Image via The New Republic

Washington’s rules for recreational marijuana stores get pretty specific about most things, including signage. With all things regulated to the teeth, let’s take a good look at understanding the lengths of the signage restrictions and how best to market your products under such a close watch from the state.

it’s not the size of the signage, it’s how you use it.

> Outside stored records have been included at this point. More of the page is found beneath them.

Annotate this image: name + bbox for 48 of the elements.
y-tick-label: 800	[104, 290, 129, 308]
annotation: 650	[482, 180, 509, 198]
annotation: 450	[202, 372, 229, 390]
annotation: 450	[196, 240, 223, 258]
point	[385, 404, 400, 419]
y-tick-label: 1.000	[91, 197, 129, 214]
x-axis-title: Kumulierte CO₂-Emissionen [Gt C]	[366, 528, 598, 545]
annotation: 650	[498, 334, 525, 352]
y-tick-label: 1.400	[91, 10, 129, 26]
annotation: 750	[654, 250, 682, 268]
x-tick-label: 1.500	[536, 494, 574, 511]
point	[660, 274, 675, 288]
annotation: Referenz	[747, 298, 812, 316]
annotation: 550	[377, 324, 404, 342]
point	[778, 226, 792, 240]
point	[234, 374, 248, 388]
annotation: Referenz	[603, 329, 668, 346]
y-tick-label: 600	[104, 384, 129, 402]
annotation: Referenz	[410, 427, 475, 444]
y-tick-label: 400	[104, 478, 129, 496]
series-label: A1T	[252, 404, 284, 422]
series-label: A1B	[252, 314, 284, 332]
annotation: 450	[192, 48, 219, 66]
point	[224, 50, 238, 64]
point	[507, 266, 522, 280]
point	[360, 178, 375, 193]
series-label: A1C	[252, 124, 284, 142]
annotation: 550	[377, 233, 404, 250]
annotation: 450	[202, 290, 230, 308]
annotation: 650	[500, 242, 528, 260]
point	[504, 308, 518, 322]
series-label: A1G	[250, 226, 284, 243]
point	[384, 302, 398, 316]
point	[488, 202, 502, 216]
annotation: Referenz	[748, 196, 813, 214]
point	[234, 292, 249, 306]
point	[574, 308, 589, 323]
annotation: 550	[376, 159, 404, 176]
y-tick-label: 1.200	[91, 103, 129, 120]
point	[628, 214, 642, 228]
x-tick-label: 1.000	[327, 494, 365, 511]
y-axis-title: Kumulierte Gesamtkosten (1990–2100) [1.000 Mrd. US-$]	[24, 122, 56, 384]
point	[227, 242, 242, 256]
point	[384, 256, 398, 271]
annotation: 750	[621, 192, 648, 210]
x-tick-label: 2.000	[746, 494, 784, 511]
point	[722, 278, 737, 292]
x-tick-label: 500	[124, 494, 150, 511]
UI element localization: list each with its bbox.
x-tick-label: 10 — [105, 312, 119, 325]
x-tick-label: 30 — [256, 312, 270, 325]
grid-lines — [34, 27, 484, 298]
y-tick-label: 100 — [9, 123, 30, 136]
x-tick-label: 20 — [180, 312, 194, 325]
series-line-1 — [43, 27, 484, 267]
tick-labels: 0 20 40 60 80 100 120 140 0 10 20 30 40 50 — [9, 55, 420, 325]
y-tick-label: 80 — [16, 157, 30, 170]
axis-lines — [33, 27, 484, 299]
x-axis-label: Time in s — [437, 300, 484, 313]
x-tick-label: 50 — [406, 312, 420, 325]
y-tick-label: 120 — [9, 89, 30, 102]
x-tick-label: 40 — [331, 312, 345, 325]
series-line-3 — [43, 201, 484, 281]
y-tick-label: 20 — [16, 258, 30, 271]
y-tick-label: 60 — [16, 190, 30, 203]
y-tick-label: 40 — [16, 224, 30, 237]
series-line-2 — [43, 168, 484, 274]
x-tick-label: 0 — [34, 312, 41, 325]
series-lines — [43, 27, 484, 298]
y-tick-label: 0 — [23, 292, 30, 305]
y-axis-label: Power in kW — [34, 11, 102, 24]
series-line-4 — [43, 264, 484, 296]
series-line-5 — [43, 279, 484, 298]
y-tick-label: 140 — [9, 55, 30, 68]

The state has limited the size of retail store signs to a maximum of 1,600 square inches, which is just over 11 square feet. Signage is a complicated realm of land use policy that has different rules in different cities and in different zones. Still, the size is pretty small compared to other signs that businesses can use to advertise businesses. Despite the relative size, the rules do not keep businesses from mentioning the purpose of the business. Instead, I-502 encourages it in order to raise awareness to consumers. Just like bars, marijuana customers should also see your signs warning that people under 21 are not permitted on the premises. Enforcement agencies will look for this first and foremost. Besides that, it’s pretty open for how you should cultivate the branding of your store on signage. Find something eye-catching, sure, but always be aware of what customers you want to attract and what they will look for in a trustworthy marijuana store.

slap a label on it.

Product advertising is a little trickier, but also allows for more creativity in the design of the product to attract customers. The Liquor Control Board rules mandated that all product advertising does that to stay away from a number of topics that might seem pretty subjective, so it’s better to play it safe. According to those rules, product labels cannot be misleading, they cannot promote over consumption and they cannot show the use of marijuana to have “curative or therapeutic effects.” The big one that state enforcers will strictly monitor is the restriction from product labels from promoting under age use or attracting it. In a long list, the state bars labels from showing “Objects, such as toys, characters, or cartoon characters suggesting the presence of a child.” Again, this is some pretty subjective stuff, so try not to tread the fine line of government interpretation. Even with those restrictions, the door is still pretty open for how businesses can display their packaged products in store

warnings!

Despite the ‘controlled substance’ thing the federal government continues to claim, marijuana is treated much in the same way as the sale of tobacco and alcohol. Because of the packaging on products must also contain the heft number of warnings meant to educate consumers on the possible dangers of the effect. All advertising must have these warning attached:

  • The product has intoxicating effects and may be habit forming
  • Marijuana can impair concentration, coordination and judgment. Do not operate a vehicle or machinery under the influence of this drug.
  • There may be health risks associated with consumption of this product
  • For use only by adults 21 and older. Keep out of the reach of children

Selling products without these labels is a quick way to pick up a fine or worse from the Liquor Control Board.